The currency weakened yesterday to a level that indicates to some traders it’s oversold. The relative strength index exceeded 70 and topped the upper Bollinger band.
Sberbank gained 0.7 percent to 73.68 rubles. The lender has the third-biggest weighting in the 50-stock Micex gauge at 12 percent. VTB shares fell 1.3 percent, headed for a 3.6 percent retreat in the month.
The trading session in Moscow was interrupted by an almost two-hour halt in stocks and bonds. The bourse said in an e-mailed statement that a technical fault was responsible for the shutdown.
“The markets were preparing for a much worse” outcome, Luis Costa, a London-based strategist at Citigroup Inc. in London, said in e-mailed comments. “The fact that Sberbank was not on the list suggests the EU and the U.S. continue to be very gradual with their sanctions approach.”
The EU is set to announce today the names of three organizations and eight more people to be hit by sanctions. The ruble advanced 1 percent to 47.5495 against the euro and gained 0.9 percent amount versus the central bank’s target basket of dollars and euros to 40.9426.
The Micex’s 14-day relative strength index fell below 30 on July 28.
“The sanctions turned out to be not as harsh as people had expected,” Vladimir Bragin, head of research at Alfa Capital in Moscow, said by phone. “The market has played out most of the negative news.”
The Micex trades at 5 times estimated earnings, making it the cheapest measure among 21 emerging markets tracked by Bloomberg. That compares with a multiple of 5.3 at the end of February, before Russia’s incursion in Crimea. The dollar-denominated RTS Index added 2.4 percent.
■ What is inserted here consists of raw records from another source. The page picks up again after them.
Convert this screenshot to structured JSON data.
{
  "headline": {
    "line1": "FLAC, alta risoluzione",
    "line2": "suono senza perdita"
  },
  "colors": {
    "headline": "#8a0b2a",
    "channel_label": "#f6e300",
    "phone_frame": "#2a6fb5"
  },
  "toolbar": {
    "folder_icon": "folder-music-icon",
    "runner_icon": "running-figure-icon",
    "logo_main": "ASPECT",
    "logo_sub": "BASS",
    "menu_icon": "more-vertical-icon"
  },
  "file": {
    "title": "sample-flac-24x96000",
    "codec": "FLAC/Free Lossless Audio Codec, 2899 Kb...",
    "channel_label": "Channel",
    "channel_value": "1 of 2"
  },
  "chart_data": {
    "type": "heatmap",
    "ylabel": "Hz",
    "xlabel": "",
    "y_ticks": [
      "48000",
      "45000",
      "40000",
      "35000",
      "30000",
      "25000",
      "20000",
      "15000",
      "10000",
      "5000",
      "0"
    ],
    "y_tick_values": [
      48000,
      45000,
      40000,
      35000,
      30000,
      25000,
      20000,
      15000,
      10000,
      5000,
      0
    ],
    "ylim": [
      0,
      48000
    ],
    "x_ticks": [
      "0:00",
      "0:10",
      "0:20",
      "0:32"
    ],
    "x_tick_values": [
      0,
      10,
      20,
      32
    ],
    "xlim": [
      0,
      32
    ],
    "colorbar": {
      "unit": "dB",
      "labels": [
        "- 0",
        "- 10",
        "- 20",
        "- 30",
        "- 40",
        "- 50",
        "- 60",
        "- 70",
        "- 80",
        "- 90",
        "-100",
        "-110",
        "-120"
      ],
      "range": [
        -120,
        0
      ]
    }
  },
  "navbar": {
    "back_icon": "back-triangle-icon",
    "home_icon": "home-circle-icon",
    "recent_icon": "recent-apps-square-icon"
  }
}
Twelve stocks yesterday traded above the 50-day moving average. One closed at a new 52-week high and one closed at a new 52-week low. Of 50 stocks on the Micex, two closed with a relative strength index above 70 and five with an RSI below 30.
The yield on February 2027 bonds declined seven basis points to 9.4 percent. While generic 10-year yields fell five basis points to 9.46 percent, dropping for the first day in five, they are still poised for their biggest increase since May 2009, data compiled by Bloomberg show. The Finance Ministry scrapped its weekly debt auction yesterday, the first back-to-back cancellations since April.
Russia’s central bank is prepared to take “adequate” measures to support banks on the U.S. and EU sanctions list, the central bank said in a website statement.
The central bank unexpectedly raised its key one-week auction rate 50 basis points to 8 percent on July 25. External shocks, including rising geopolitical tension, may threaten policy makers’ 4 percent mid-term inflation target and persistent risks may trigger another rate increase, it said.